Friday, 29 May 2015

The Agbalagbas Make Mistakes Too -Pope Jay

I am a Yoruba boy and from my conception till now, I have been in an environment that has instilled in me moral, physical and a lot of other values that depict this fact: the bitter herbal native concoctions my mother drank that almost made me rethink my coming to the world, the variety of slaps I received when I gave an elder something with my left hand, the beautiful headwear popularly called the ‘fila’ in the native tongue that a man was to carefully bend towards the right and its feminine version known as the “gele” with which ladies do a lot of tricks to their head, I have to mention the sweat of satisfaction that oozes from your body after a meal of hot Amala with Gbegiri and Ewedu soup (popularly and politically known as abula) or the heavy satisfaction you experience from Iya Ekiti’s Pounded yam and Egusi. These are but a few perks of this Culture. So YES! The Yoruba Culture of Nigeria is a beautiful and well loaded one.
However just like every other good thing, it has its Shortcomings. One of these Shortcomings is the incorrect portrayal of the Elder as perfect. In the Yoruba and most of the other tribes in Nigeria, a man is expected to learn from his day to day experiences and use these lessons to guide the younger ones in order to avoid his mistakes and improve on his achievements and so it is therefore expected of a child not just to respect someone older than him/her but to also obey without question their instruction. But every once in a while, the elder forgets that he himself is still in the learning process and lets himself get corrupted by unnecessary pride that comes with being in a position of power.

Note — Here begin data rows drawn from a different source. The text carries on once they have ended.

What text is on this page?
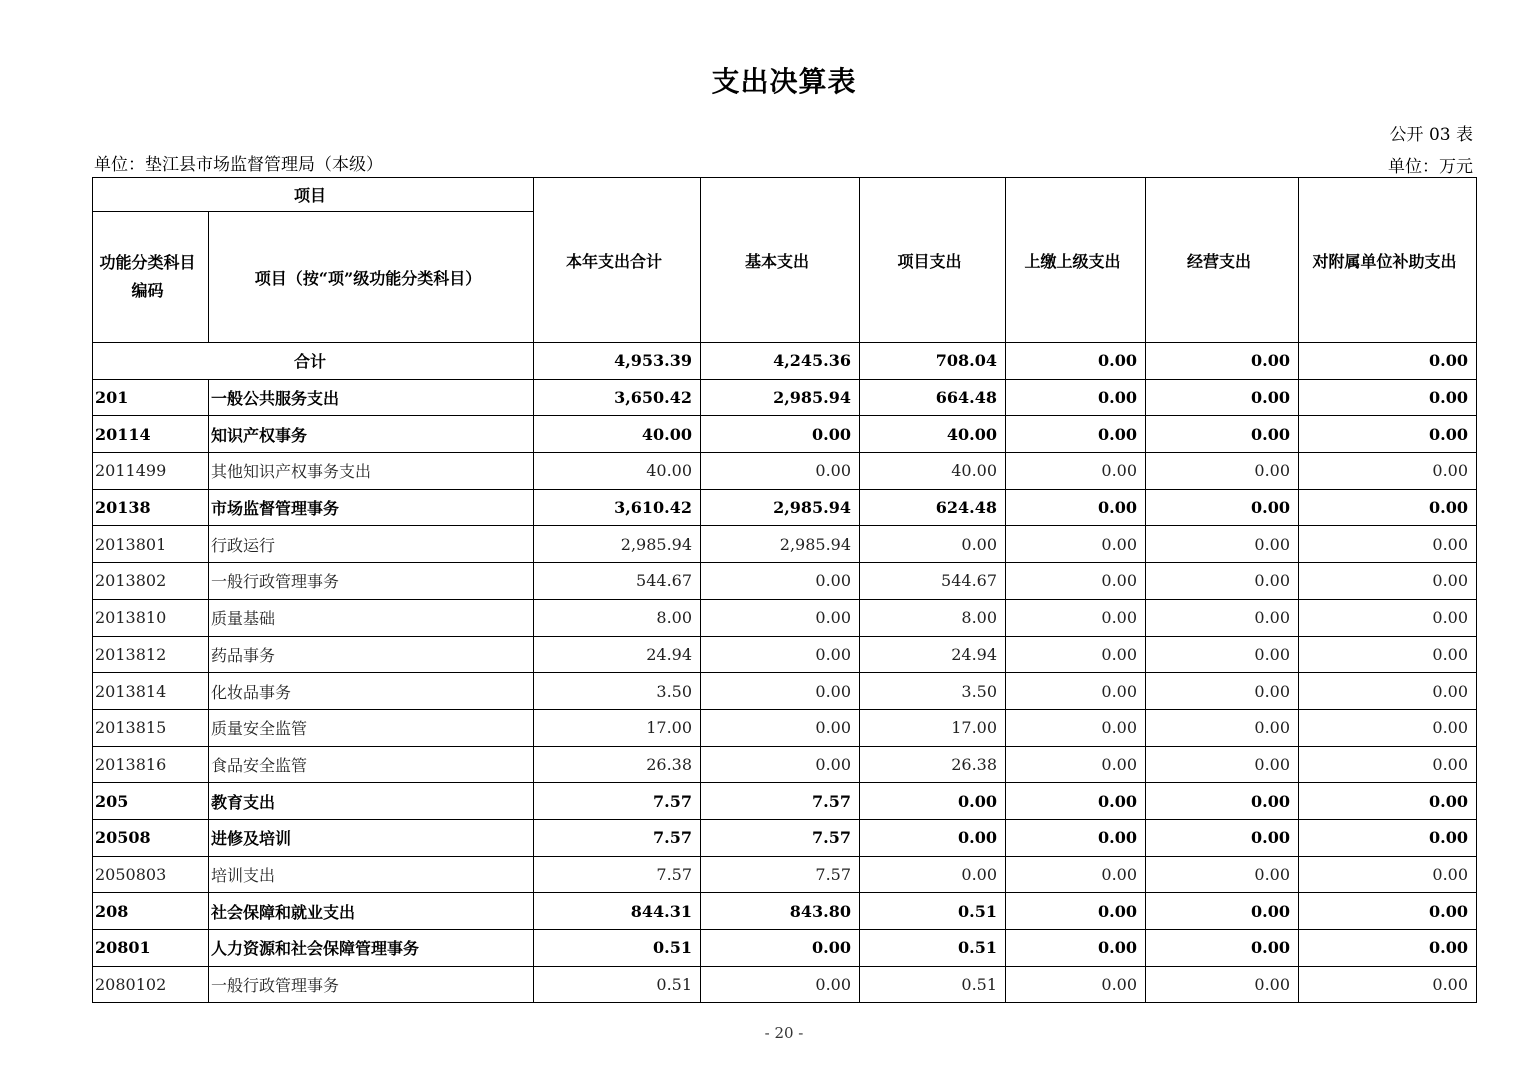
支出决算表
公开 03 表
单位：垫江县市场监督管理局（本级）	单位：万元
项目		本年支出合计	基本支出	项目支出	上缴上级支出	经营支出	对附属单位补助支出
功能分类科目编码	项目（按“项”级功能分类科目）						
合计		4,953.39	4,245.36	708.04	0.00	0.00	0.00
201	一般公共服务支出	3,650.42	2,985.94	664.48	0.00	0.00	0.00
20114	知识产权事务	40.00	0.00	40.00	0.00	0.00	0.00
2011499	其他知识产权事务支出	40.00	0.00	40.00	0.00	0.00	0.00
20138	市场监督管理事务	3,610.42	2,985.94	624.48	0.00	0.00	0.00
2013801	行政运行	2,985.94	2,985.94	0.00	0.00	0.00	0.00
2013802	一般行政管理事务	544.67	0.00	544.67	0.00	0.00	0.00
2013810	质量基础	8.00	0.00	8.00	0.00	0.00	0.00
2013812	药品事务	24.94	0.00	24.94	0.00	0.00	0.00
2013814	化妆品事务	3.50	0.00	3.50	0.00	0.00	0.00
2013815	质量安全监管	17.00	0.00	17.00	0.00	0.00	0.00
2013816	食品安全监管	26.38	0.00	26.38	0.00	0.00	0.00
205	教育支出	7.57	7.57	0.00	0.00	0.00	0.00
20508	进修及培训	7.57	7.57	0.00	0.00	0.00	0.00
2050803	培训支出	7.57	7.57	0.00	0.00	0.00	0.00
208	社会保障和就业支出	844.31	843.80	0.51	0.00	0.00	0.00
20801	人力资源和社会保障管理事务	0.51	0.00	0.51	0.00	0.00	0.00
2080102	一般行政管理事务	0.51	0.00	0.51	0.00	0.00	0.00
- 20 -
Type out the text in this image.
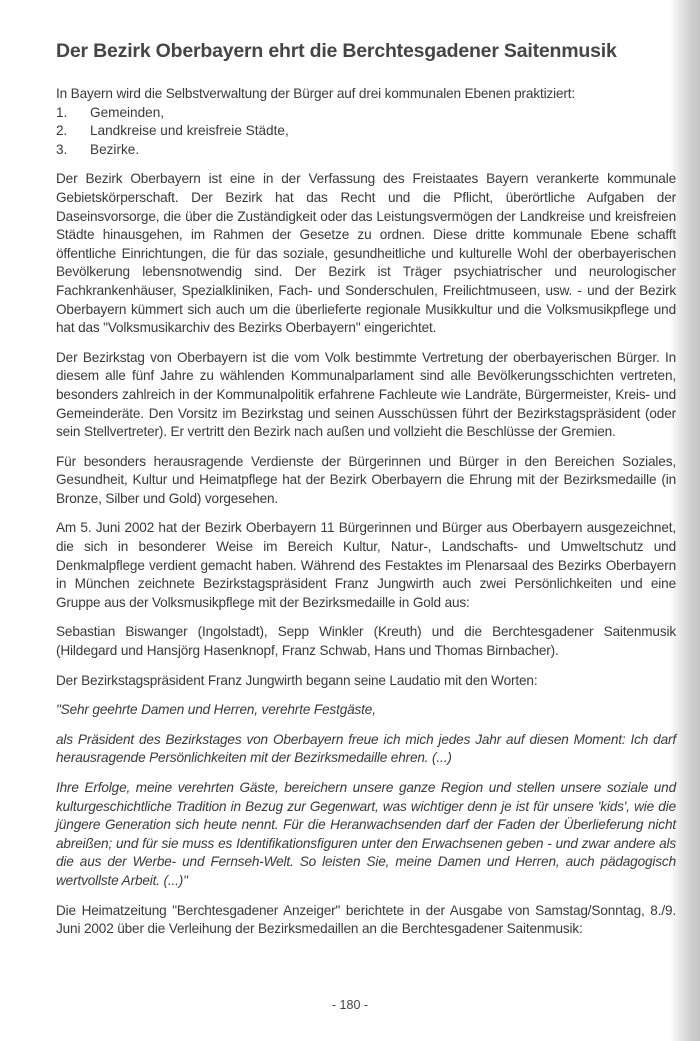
Der Bezirk Oberbayern ehrt die Berchtesgadener Saitenmusik

In Bayern wird die Selbstverwaltung der Bürger auf drei kommunalen Ebenen praktiziert:

1.	Gemeinden,
2.	Landkreise und kreisfreie Städte,
3.	Bezirke.

Der Bezirk Oberbayern ist eine in der Verfassung des Freistaates Bayern verankerte kommunale Gebietskörperschaft. Der Bezirk hat das Recht und die Pflicht, überörtliche Aufgaben der Daseinsvorsorge, die über die Zuständigkeit oder das Leistungsvermögen der Landkreise und kreisfreien Städte hinausgehen, im Rahmen der Gesetze zu ordnen. Diese dritte kommunale Ebene schafft öffentliche Einrichtungen, die für das soziale, gesundheitliche und kulturelle Wohl der oberbayerischen Bevölkerung lebensnotwendig sind. Der Bezirk ist Träger psychiatrischer und neurologischer Fachkrankenhäuser, Spezialkliniken, Fach- und Sonderschulen, Freilichtmuseen, usw. - und der Bezirk Oberbayern kümmert sich auch um die überlieferte regionale Musikkultur und die Volksmusikpflege und hat das "Volksmusikarchiv des Bezirks Oberbayern" eingerichtet.

Der Bezirkstag von Oberbayern ist die vom Volk bestimmte Vertretung der oberbayerischen Bürger. In diesem alle fünf Jahre zu wählenden Kommunalparlament sind alle Bevölkerungsschichten vertreten, besonders zahlreich in der Kommunalpolitik erfahrene Fachleute wie Landräte, Bürgermeister, Kreis- und Gemeinderäte. Den Vorsitz im Bezirkstag und seinen Ausschüssen führt der Bezirkstagspräsident (oder sein Stellvertreter). Er vertritt den Bezirk nach außen und vollzieht die Beschlüsse der Gremien.

Für besonders herausragende Verdienste der Bürgerinnen und Bürger in den Bereichen Soziales, Gesundheit, Kultur und Heimatpflege hat der Bezirk Oberbayern die Ehrung mit der Bezirksmedaille (in Bronze, Silber und Gold) vorgesehen.

Am 5. Juni 2002 hat der Bezirk Oberbayern 11 Bürgerinnen und Bürger aus Oberbayern ausgezeichnet, die sich in besonderer Weise im Bereich Kultur, Natur-, Landschafts- und Umweltschutz und Denkmalpflege verdient gemacht haben. Während des Festaktes im Plenarsaal des Bezirks Oberbayern in München zeichnete Bezirkstagspräsident Franz Jungwirth auch zwei Persönlichkeiten und eine Gruppe aus der Volksmusikpflege mit der Bezirksmedaille in Gold aus:

Sebastian Biswanger (Ingolstadt), Sepp Winkler (Kreuth) und die Berchtesgadener Saitenmusik (Hildegard und Hansjörg Hasenknopf, Franz Schwab, Hans und Thomas Birnbacher).

Der Bezirkstagspräsident Franz Jungwirth begann seine Laudatio mit den Worten:

"Sehr geehrte Damen und Herren, verehrte Festgäste,

als Präsident des Bezirkstages von Oberbayern freue ich mich jedes Jahr auf diesen Moment: Ich darf herausragende Persönlichkeiten mit der Bezirksmedaille ehren. (...)

Ihre Erfolge, meine verehrten Gäste, bereichern unsere ganze Region und stellen unsere soziale und kulturgeschichtliche Tradition in Bezug zur Gegenwart, was wichtiger denn je ist für unsere 'kids', wie die jüngere Generation sich heute nennt. Für die Heranwachsenden darf der Faden der Überlieferung nicht abreißen; und für sie muss es Identifikationsfiguren unter den Erwachsenen geben - und zwar andere als die aus der Werbe- und Fernseh-Welt. So leisten Sie, meine Damen und Herren, auch pädagogisch wertvollste Arbeit. (...)"

Die Heimatzeitung "Berchtesgadener Anzeiger" berichtete in der Ausgabe von Samstag/Sonntag, 8./9. Juni 2002 über die Verleihung der Bezirksmedaillen an die Berchtesgadener Saitenmusik:

- 180 -
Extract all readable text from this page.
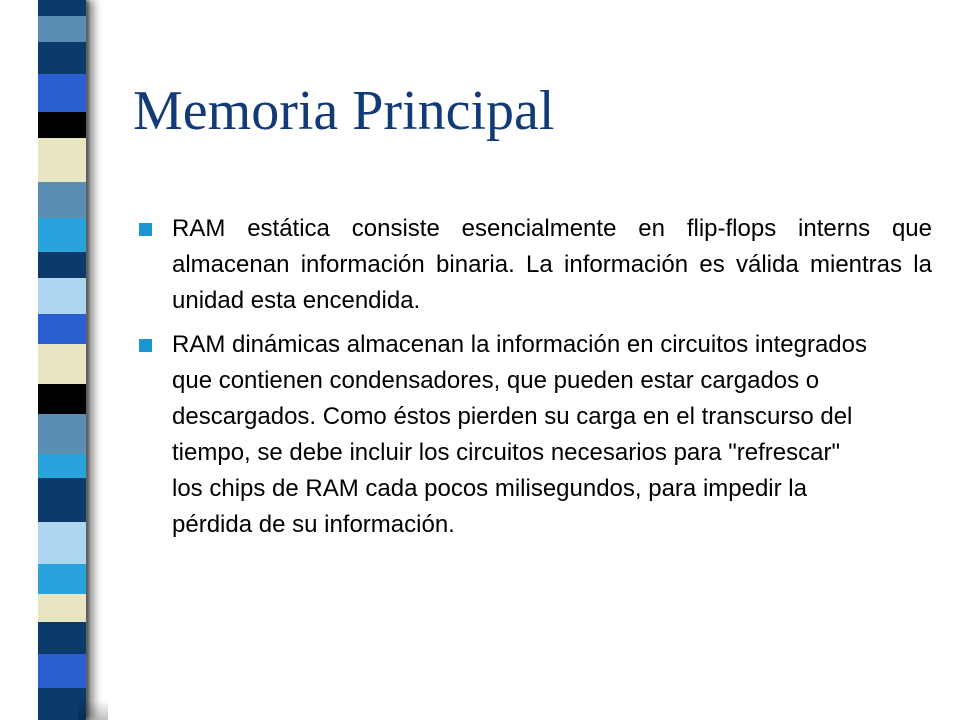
Memoria Principal
RAM estática consiste esencialmente en flip-flops interns que almacenan información binaria. La información es válida mientras la unidad esta encendida.
RAM dinámicas almacenan la información en circuitos integrados que contienen condensadores, que pueden estar cargados o descargados. Como éstos pierden su carga en el transcurso del tiempo, se debe incluir los circuitos necesarios para "refrescar" los chips de RAM cada pocos milisegundos, para impedir la pérdida de su información.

 Another beautiful part of my culture and most of the diverse cultures in Nigeria is our variety of Proverbs which are mostly composed and used by the elders. Perhaps these wise men noticed that even the elders are not immune to mistakes and the Children are not always wrong as they noted this in one of their proverbs; “Omode gbon, Agba gbon lafi da ile ife” which means that it is the joint mental contribution of both adults and the younger ones that makes any society grow. I would then love to tell that mother who wrongly punished Junior that it is not a taboo to apologize and that Baba that he should listen to what that omo kekere has to say sometimes.